(Roughly) Daily

“Real generosity towards the future lies in giving all to the present”*…

Iwan Rhys Morus suggests that we’re enthralled to a Victorian paradigm that haunts us still: the idea that inventors and entrepreneurs hold the keys to the utopian future…

Tech titans like Elon Musk and Jeff Bezos present themselves as men who could single-handedly shape the future. For their supporters, their ruthless drive toward success is their key virtue. And their showmanship — Musk sending a Tesla Roadster into space on a Falcon Heavy rocket, or Bezos sending Captain Kirk into orbit with Blue Origin — is a way of demonstrating that virtue and asserting they are in control.

We owe to the Victorians the idea that there is a firm link between virtue and technological agency. They established a powerful paradigm that continues to haunt us: that the future is (or can be) a utopia, and inventors and entrepreneurs are the ones who know how to get there.

While our notions of virtue have shifted today, we still assume that future-making is the prerogative of very specific sorts of innovators — even as their imagined identities have fractured and transformed. The assumption that innovation is the property of charismatic individuals still underlies the way we think about technology.

The seductive power of Victorian thinking about the relationship between character, technology, and the future remains pervasive, even if views about just what the proper character of the inventor should be have shifted….

With its focus on individual virtue, the Victorian vision of the future is an exclusive one.
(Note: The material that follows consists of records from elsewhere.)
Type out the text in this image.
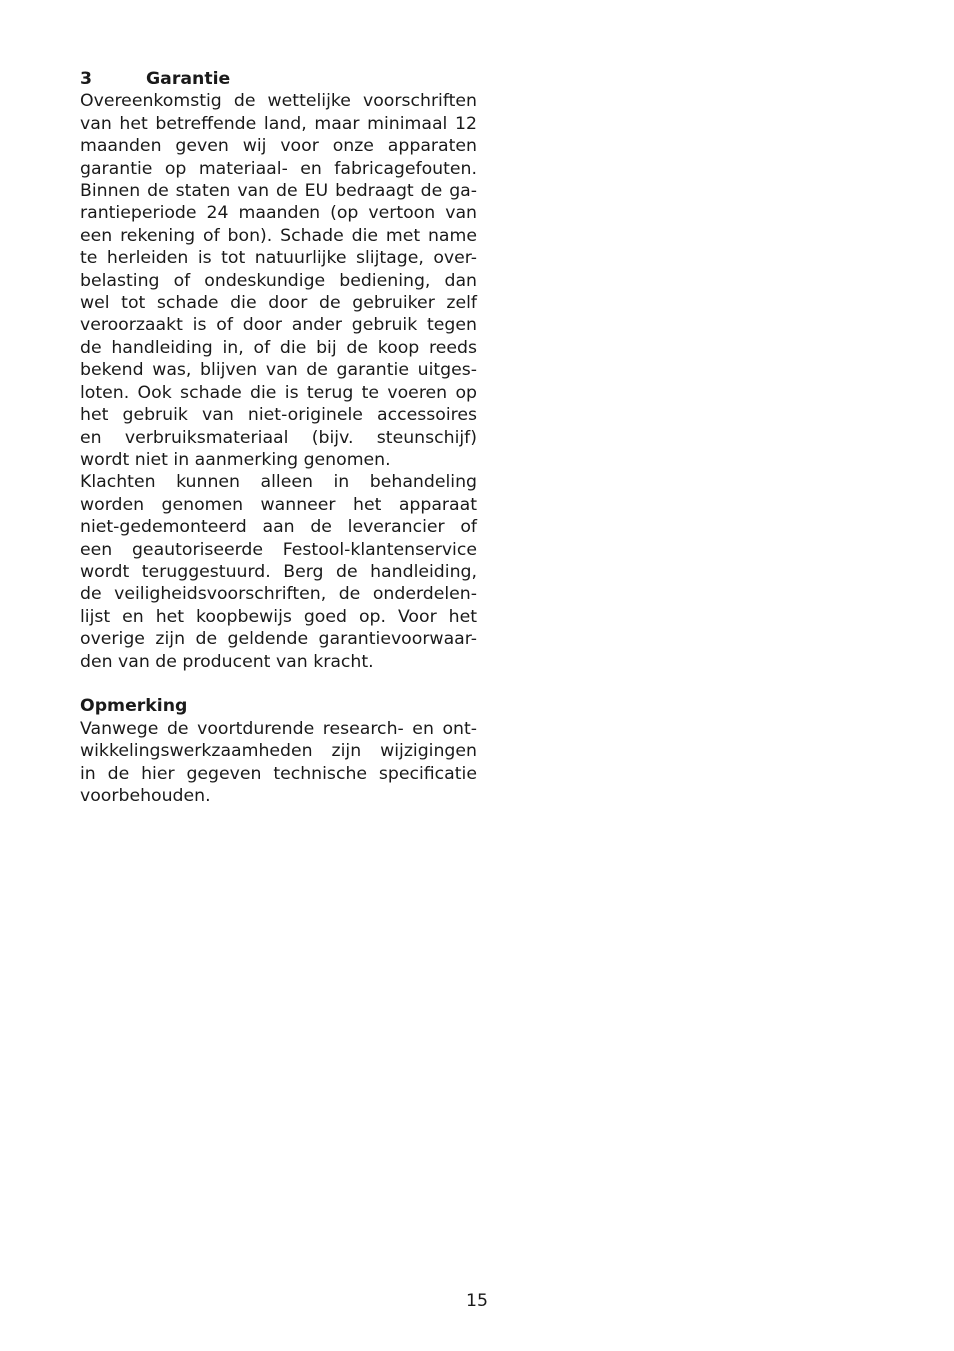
3	Garantie
Overeenkomstig de wettelijke voorschriften
van het betreffende land, maar minimaal 12
maanden geven wij voor onze apparaten
garantie op materiaal- en fabricagefouten.
Binnen de staten van de EU bedraagt de ga-
rantieperiode 24 maanden (op vertoon van
een rekening of bon). Schade die met name
te herleiden is tot natuurlijke slijtage, over-
belasting of ondeskundige bediening, dan
wel tot schade die door de gebruiker zelf
veroorzaakt is of door ander gebruik tegen
de handleiding in, of die bij de koop reeds
bekend was, blijven van de garantie uitges-
loten. Ook schade die is terug te voeren op
het gebruik van niet-originele accessoires
en verbruiksmateriaal (bijv. steunschijf)
wordt niet in aanmerking genomen.
Klachten kunnen alleen in behandeling
worden genomen wanneer het apparaat
niet-gedemonteerd aan de leverancier of
een geautoriseerde Festool-klantenservice
wordt teruggestuurd. Berg de handleiding,
de veiligheidsvoorschriften, de onderdelen-
lijst en het koopbewijs goed op. Voor het
overige zijn de geldende garantievoorwaar-
den van de producent van kracht.
Opmerking
Vanwege de voortdurende research- en ont-
wikkelingswerkzaamheden zijn wijzigingen
in de hier gegeven technische specificatie
voorbehouden.
15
When we subscribe to this paradigm about how — and by whom — the future is made, we’re also relinquishing control over that future. We’re acknowledging that tomorrow belongs to them, not to us.

Back To The Victorian Future,” by @irmorus1 in @NoemaMag. Eminently worth reading in full.

* Albert Camus


As we ponder power and its purpose, we might send inclusive birthday greetings to Jacques Lucien Monod; he was born on this date in 1910. A biochemist, he shared (with with François Jacob and André Lwoff) the Nobel Prize in Physiology or Medicine in 1965, “for their discoveries concerning genetic control of enzyme and virus synthesis.”

But Monod, who became the director of the Pasteur Institute, also made significant contributions to the philosophy of science– in particular via his 1971 book (based on a series of his lectures) Chance and Necessity, in which he examined the philosophical implications of modern biology. The importance of Monod’s work as a bridge between the chance and necessity of evolution and biochemistry on the one hand, and the human realm of choice and ethics on the other, can be seen in his influence on philosophers, biologists, and computer scientists including Daniel Dennett, Douglas Hofstadter, Marvin Minsky, and Richard Dawkins.